Fenomena deepfake semakin marak di Indonesia dan menimbulkan keresahan di tengah masyarakat. Modus penipuan berbasis teknologi kecerdasan buatan (AI) ini tidak hanya membingungkan, tetapi juga berpotensi menimbulkan kerugian besar bagi individu maupun perusahaan.
Deepfake merupakan hasil dari teknik deep learning yang dipadukan dengan generative adversarial networks (GANs). Teknologi ini bekerja dengan cara mempelajari dan menganalisis data dalam jumlah besar untuk menghasilkan rekayasa visual atau audio yang tampak autentik, padahal sebenarnya palsu.
Menyikapi fenomena ini, Verihubs—sebuah perusahaan penyedia solusi keamanan digital—bekerja sama dengan Google Cloud untuk mengadakan seminar bertajuk Faces of Fiction: Deepfake Awareness & Prevention pada 19 Februari 2025 di Jakarta.
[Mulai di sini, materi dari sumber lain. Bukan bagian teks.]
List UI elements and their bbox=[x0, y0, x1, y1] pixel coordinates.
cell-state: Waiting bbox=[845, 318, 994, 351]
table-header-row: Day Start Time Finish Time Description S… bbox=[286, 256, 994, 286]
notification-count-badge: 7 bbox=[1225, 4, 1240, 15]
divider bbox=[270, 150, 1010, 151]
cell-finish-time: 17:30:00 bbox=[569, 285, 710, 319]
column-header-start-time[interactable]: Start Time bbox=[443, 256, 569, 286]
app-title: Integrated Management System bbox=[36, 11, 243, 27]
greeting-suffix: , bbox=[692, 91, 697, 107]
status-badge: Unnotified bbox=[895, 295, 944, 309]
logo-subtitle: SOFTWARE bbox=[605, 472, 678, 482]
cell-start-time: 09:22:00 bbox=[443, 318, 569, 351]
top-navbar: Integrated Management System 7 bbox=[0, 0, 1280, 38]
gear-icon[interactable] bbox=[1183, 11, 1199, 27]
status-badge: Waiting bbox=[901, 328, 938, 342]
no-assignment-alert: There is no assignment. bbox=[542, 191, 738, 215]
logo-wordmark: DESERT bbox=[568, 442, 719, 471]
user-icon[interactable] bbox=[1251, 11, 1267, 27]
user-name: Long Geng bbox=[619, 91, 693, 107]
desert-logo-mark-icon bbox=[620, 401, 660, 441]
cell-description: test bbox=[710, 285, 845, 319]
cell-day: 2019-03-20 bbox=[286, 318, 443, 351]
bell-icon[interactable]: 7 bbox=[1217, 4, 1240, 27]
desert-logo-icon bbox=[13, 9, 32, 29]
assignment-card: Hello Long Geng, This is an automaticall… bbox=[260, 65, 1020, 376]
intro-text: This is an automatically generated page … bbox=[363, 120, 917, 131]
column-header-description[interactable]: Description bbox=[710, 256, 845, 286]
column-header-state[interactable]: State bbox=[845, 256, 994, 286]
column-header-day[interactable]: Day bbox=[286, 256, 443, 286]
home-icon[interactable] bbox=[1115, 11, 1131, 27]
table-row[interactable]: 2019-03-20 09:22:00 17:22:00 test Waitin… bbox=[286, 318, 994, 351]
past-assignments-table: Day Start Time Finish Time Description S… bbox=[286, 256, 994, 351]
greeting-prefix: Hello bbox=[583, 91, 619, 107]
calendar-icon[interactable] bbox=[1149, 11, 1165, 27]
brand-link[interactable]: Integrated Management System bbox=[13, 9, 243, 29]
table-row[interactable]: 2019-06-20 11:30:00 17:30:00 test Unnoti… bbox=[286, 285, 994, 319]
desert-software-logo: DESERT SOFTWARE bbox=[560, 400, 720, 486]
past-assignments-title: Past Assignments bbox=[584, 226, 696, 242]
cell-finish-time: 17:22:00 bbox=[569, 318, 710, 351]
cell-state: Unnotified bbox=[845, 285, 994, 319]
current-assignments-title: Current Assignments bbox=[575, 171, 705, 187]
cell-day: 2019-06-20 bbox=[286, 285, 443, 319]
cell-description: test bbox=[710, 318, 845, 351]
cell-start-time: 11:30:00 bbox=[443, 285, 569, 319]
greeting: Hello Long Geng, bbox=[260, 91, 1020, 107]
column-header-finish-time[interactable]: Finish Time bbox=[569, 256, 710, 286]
Acara ini mempertemukan berbagai pihak dari beragam industri untuk berdiskusi mengenai perkembangan teknologi deepfake dan strategi mitigasi risiko dalam dunia bisnis.
Deepfake: Teknologi yang Sudah Ada Sejak Lama
Jason Hartono, VP of Strategy dari Verihubs, mengungkapkan bahwa konsep deepfake sebenarnya telah berkembang sejak beberapa dekade lalu, terutama dalam dunia perfilman.
“Deepfake merupakan teknologi yang sudah berevolusi dari beberapa dekade lalu, bisa dilihat konsep awal teknologi deepfake sudah ada dari tahun 90an dimana teknologi ini digunakan untuk dunia perfilman,” jelas Jason.
Seiring dengan kemajuan AI, teknologi ini kini tidak lagi terbatas pada industri hiburan, tetapi juga dimanfaatkan oleh pihak-pihak yang tidak bertanggung jawab untuk melakukan tindak kejahatan siber, termasuk penipuan keuangan.
Bagaimana Deepfake Digunakan dalam Penipuan Digital?
Deepfake tidak hanya sekadar alat manipulasi visual, tetapi juga dapat dimanfaatkan untuk meretas sistem keamanan digital. Berikut beberapa metode yang sering digunakan:
- Aplikasi Kloning – Penipu menggandakan aplikasi perbankan di ponsel mereka untuk mengakses beberapa akun sekaligus. Dengan cara ini, aktivitas ilegal mereka menjadi lebih sulit dideteksi secara real-time.
- Virtual Camera – Teknologi ini memungkinkan pelaku memanipulasi tampilan kamera digital secara langsung. Dengan perangkat lunak tertentu, mereka dapat mengalihkan tampilan yang dianggap sebagai siaran langsung menjadi video atau gambar yang sudah diedit sebelumnya.
- Face Swap Berbasis AI – Metode ini memungkinkan perubahan wajah seseorang dengan wajah lain yang telah diunggah. Dengan teknik ini, sistem verifikasi berbasis wajah dapat dengan mudah dikelabui.
Salah satu demonstrasi dalam acara Faces of Fiction menunjukkan betapa mudahnya deepfake disalahgunakan untuk aktivitas kriminal. Semakin canggih kecerdasan buatan, semakin luas pula potensi ancaman yang ditimbulkannya.
Teknologi untuk Menangkal Deepfake
Meskipun ancaman deepfake terus berkembang, ada berbagai cara untuk mencegah dampaknya. Salah satu strategi yang paling efektif adalah memanfaatkan teknologi yang lebih maju dalam mendeteksi manipulasi digital.
Jason menegaskan bahwa banyak orang masih salah kaprah mengenai teknologi keamanan yang ada saat ini.
“Liveness detection hanya dapat memastikan apakah wajah seseorang yang di depan kamera itu nyata atau bukan–foto cetak, foto digital, maupun topeng, tetapi tidak bisa mendeteksi apakah wajah tersebut autentik tanpa adanya real time digital manipulation,” jelas Jason.
Oleh karena itu, diperlukan pendekatan yang lebih canggih, seperti Deepfake Detection, yang dapat secara spesifik mengidentifikasi manipulasi berbasis AI.
“Inilah alasan Verihubs mengembangkan Deepfake Detection, teknologi berbasis AI yang mampu mendeteksi manipulasi deepfake dengan lebih akurat,” tutupnya.
Dengan meningkatnya kesadaran akan ancaman deepfake serta penggunaan teknologi keamanan yang lebih mutakhir, diharapkan masyarakat dapat lebih waspada dan terlindungi dari berbagai bentuk kejahatan digital yang semakin kompleks.